Frozen in amber for almost a hundred million years, some unreal insects were recently unearthed in Myanmar by researchers from the Nanjing Institute of Geology and Paleontology of the Chinese Academy of Sciences (NIGPAS). They showed off colors that were preserved so well it was as if they had flown straight through eons and eons. While the jewel-toned bugs look like once-living gemstones, their structural coloration could tell us things about adaptation and survival during the Cretaceous period that only a time warp otherwise would.
“The green to blue structural colors in fossil wasps, beetles and a fly most likely functioned as camouflage, although other functions such as thermoregulation cannot be ruled out,” the scientists said in a study recently published in Proceedings of the Royal Society B.

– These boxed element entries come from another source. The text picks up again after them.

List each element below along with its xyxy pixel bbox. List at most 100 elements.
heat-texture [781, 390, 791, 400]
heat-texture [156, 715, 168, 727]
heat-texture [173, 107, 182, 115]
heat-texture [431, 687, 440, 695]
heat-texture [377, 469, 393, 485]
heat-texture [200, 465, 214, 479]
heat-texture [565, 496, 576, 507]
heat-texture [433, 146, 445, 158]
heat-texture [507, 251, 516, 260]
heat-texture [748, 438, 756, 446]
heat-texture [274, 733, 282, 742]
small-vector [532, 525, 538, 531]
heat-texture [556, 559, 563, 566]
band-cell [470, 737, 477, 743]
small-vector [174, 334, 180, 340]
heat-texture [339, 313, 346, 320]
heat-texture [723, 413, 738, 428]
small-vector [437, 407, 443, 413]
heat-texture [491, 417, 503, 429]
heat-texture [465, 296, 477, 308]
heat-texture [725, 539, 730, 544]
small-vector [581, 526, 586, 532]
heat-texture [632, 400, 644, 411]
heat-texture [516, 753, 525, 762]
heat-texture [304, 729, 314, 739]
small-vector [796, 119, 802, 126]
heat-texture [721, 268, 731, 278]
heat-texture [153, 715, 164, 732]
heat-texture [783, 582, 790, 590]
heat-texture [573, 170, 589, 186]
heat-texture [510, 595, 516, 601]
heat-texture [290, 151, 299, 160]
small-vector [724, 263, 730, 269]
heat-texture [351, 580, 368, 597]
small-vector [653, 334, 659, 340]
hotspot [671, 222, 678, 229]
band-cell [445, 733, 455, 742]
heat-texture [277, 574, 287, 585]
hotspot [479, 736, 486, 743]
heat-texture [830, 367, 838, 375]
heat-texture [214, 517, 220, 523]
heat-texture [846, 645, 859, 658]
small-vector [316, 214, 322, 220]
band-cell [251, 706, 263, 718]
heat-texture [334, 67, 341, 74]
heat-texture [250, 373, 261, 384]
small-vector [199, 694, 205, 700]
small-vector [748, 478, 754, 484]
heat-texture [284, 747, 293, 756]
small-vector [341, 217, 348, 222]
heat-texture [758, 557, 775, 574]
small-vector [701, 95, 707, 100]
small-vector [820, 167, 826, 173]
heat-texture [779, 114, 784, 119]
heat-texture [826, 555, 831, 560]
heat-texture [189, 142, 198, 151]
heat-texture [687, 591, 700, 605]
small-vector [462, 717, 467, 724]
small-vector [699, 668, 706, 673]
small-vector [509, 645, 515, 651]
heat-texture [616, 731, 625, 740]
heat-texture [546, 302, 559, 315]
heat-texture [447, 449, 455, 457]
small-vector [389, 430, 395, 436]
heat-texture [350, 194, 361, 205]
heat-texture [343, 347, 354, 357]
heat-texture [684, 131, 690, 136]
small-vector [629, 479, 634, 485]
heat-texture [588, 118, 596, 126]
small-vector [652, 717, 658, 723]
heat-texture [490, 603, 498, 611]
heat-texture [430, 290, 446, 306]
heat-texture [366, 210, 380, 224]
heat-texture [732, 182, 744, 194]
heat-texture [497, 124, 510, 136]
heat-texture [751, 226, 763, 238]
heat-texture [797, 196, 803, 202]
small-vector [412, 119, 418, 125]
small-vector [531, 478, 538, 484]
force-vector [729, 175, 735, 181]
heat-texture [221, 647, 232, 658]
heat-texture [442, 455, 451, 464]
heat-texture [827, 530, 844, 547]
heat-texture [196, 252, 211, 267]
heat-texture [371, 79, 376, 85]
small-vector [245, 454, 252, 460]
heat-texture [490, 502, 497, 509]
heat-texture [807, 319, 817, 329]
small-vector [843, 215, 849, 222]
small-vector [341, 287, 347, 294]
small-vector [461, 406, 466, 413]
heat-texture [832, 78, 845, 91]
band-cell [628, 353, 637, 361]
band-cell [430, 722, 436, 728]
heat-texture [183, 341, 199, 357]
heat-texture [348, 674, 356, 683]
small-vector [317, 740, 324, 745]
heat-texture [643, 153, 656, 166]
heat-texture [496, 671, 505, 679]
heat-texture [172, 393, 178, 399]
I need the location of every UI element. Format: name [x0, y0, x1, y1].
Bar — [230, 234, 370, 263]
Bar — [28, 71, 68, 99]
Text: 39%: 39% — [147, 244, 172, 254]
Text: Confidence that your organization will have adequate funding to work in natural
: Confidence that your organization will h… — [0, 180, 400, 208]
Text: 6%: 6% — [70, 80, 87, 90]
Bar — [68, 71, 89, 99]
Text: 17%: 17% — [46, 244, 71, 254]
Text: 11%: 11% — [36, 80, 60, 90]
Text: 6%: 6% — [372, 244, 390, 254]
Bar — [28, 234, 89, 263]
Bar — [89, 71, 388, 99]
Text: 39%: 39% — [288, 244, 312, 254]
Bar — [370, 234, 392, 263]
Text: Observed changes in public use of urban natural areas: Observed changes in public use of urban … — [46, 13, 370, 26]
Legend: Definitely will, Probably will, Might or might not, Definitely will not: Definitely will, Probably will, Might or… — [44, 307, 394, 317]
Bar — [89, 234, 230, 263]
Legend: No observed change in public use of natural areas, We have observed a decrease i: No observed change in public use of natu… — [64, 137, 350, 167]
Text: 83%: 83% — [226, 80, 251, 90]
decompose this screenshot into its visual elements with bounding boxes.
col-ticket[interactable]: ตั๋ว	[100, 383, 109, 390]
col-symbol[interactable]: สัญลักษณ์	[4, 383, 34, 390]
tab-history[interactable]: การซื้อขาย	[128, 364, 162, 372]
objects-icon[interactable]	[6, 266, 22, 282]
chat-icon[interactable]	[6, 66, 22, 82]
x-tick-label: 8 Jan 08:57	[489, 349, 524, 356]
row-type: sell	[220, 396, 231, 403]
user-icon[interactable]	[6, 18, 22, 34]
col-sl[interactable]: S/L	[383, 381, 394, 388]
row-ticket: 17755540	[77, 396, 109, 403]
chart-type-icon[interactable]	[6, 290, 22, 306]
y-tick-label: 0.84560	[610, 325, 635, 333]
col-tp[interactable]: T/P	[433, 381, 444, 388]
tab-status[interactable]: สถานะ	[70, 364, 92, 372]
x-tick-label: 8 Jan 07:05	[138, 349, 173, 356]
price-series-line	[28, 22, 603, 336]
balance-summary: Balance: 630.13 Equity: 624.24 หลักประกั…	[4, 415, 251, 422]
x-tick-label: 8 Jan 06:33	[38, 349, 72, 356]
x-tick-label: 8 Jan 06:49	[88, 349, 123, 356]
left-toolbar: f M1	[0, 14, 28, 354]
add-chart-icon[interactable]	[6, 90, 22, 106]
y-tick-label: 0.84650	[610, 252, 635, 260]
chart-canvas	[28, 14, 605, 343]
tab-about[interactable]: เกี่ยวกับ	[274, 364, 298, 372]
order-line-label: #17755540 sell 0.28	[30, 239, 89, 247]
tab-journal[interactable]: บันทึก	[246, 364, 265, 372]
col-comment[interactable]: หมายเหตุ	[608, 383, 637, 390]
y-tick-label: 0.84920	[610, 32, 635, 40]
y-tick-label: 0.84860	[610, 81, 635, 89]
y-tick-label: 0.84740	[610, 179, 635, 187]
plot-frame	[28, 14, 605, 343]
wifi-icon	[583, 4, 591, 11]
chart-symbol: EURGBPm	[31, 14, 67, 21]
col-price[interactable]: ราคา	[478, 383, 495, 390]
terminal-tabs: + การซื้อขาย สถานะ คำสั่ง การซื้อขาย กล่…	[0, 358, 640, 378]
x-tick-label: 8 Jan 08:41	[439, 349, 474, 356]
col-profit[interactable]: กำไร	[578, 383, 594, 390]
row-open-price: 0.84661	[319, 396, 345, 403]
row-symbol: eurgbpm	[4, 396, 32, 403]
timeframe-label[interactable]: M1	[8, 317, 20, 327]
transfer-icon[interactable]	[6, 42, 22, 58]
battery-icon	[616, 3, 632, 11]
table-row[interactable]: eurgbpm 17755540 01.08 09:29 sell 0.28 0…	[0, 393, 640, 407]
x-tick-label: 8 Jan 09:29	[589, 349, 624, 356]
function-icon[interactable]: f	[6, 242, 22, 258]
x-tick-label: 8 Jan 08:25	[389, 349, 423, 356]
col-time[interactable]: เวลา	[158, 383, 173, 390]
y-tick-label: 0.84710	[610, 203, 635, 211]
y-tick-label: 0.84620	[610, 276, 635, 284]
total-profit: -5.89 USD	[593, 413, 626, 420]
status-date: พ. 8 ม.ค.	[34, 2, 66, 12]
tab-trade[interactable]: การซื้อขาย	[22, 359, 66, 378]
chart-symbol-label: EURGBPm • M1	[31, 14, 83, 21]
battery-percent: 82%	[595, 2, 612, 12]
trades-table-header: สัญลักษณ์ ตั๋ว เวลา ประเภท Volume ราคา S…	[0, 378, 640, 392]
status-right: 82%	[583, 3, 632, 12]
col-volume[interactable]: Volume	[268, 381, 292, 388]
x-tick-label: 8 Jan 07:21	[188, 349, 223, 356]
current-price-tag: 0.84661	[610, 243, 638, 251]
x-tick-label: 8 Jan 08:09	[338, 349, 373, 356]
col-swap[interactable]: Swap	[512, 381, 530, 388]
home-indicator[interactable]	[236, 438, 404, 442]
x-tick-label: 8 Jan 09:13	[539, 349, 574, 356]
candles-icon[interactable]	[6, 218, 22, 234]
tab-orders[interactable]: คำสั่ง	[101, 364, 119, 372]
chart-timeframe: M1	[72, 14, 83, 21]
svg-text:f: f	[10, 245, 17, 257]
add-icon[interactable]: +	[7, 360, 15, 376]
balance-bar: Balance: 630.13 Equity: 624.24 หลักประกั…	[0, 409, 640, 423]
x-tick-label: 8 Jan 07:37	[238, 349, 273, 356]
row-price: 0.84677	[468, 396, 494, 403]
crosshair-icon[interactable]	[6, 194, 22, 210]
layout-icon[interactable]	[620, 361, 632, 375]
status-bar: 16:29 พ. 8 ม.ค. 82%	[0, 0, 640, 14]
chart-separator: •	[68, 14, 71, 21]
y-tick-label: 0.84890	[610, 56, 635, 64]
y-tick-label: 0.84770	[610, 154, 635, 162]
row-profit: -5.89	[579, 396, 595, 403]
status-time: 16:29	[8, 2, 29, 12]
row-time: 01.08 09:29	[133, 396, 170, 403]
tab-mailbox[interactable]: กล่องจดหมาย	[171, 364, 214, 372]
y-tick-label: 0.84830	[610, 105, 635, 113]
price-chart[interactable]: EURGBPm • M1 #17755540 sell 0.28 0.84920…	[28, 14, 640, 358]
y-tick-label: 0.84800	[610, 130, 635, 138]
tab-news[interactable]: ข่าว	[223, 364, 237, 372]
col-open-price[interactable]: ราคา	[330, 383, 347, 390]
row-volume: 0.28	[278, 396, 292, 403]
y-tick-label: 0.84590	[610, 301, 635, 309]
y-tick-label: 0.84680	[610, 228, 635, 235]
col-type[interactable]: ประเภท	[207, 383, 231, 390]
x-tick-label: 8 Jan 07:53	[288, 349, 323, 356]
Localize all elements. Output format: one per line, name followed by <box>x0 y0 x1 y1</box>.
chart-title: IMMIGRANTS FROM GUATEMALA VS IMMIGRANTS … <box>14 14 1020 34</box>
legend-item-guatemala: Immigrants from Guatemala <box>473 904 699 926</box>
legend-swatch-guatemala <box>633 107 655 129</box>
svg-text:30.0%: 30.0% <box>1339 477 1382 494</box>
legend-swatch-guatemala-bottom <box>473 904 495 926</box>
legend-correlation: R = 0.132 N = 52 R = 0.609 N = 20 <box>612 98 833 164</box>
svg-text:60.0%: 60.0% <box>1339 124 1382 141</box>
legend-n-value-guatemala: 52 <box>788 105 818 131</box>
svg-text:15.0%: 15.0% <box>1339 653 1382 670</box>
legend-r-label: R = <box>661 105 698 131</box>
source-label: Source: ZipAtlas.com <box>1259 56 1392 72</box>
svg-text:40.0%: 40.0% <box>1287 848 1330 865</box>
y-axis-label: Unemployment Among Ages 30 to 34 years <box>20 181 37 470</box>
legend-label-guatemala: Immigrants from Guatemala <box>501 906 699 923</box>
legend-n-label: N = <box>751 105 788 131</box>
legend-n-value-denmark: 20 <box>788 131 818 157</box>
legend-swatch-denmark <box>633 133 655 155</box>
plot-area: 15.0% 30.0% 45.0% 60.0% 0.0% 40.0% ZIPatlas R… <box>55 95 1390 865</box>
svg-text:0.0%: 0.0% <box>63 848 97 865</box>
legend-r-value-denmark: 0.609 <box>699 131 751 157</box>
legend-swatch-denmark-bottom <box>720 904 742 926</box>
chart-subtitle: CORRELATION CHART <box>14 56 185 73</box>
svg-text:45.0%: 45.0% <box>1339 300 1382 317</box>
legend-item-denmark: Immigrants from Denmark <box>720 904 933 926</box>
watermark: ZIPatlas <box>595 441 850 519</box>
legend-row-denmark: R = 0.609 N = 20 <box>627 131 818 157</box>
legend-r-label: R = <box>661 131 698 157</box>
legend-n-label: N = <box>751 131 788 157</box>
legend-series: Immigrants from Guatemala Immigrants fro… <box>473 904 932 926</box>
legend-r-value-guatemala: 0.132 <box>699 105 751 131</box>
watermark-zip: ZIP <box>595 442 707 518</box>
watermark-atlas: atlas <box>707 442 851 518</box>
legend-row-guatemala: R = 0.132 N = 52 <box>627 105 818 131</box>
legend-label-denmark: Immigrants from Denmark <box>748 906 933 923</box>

Striking samples such as the ancient wasps and other insect species collected by the team are rare. What the team noticed was that the specimens which had retained their color had a smooth epicuticle, or protective outer layer, unlike the duller ones whose epicuticles showed signs of cracking and texture associated with destruction during fossilization. Nanostructures called multilayer reflectors produce vivid colors in flora and fauna. These reflectors reside in the epicuticle, and the same dehydration process that mummifies insects during fossilization in amber is possibly the reason color fades.
Because fossils like these are so elusive, they can offer a window into a lost world. It is not definitely known whether these were the original colors of the insects, or whether they were altered in the fossilization process, but the scientists believe they are original so long as the integrity of the nanostructures has not been compromised. The colors are believed to have likely acted as camouflage in a brutal world where things grew to gargantuan sizes and the objective was to avoid being eaten.
Flashy hues only seem counterintuitive to camouflage. Structural coloration in extant animals can serve many purposes next to making them blend into their surroundings, from attracting a mate to warning predators that they are poisonous. The preserved cuckoo wasp specimens look almost exactly like cuckoo wasps do today. These stingless wasps are kleptoparasites, meaning they steal the nests of other insects to lay their own eggs. Their iridescent blue-green coloring helps them disappear into leaves, as other studies have shown that iridescence makes an animal difficult to spot against a background of a similar color. Other insects have a difficult time recognizing the shape of their iridescent brethren as it perches on a nearby leaf, just waiting to snatch up a nest free of rent.
The scientists are almost positive that the multichrome insects’ structural coloration was meant for camouflage, and even think the fossils hint at cuckoo wasps’ stealing behavior evolving by at least the mid-Cretaceous. They still stressed that there could be other cryptic reasons behind it. Mating displays were pretty much ruled out because the males and females were not dimorphic, with no flashier males to attract more drab females. Thermal regulation is still a possibility. Brilliant gold longicorn beetles refract light off their metallic forewings, deflecting it so it won’t be absorbed.
“This discovery not only provides critical evidence of evolution of structural colors in arthropods,” the team concluded, “but also sheds light on the preservation potential of nanostructures of ancient animals through geological time.”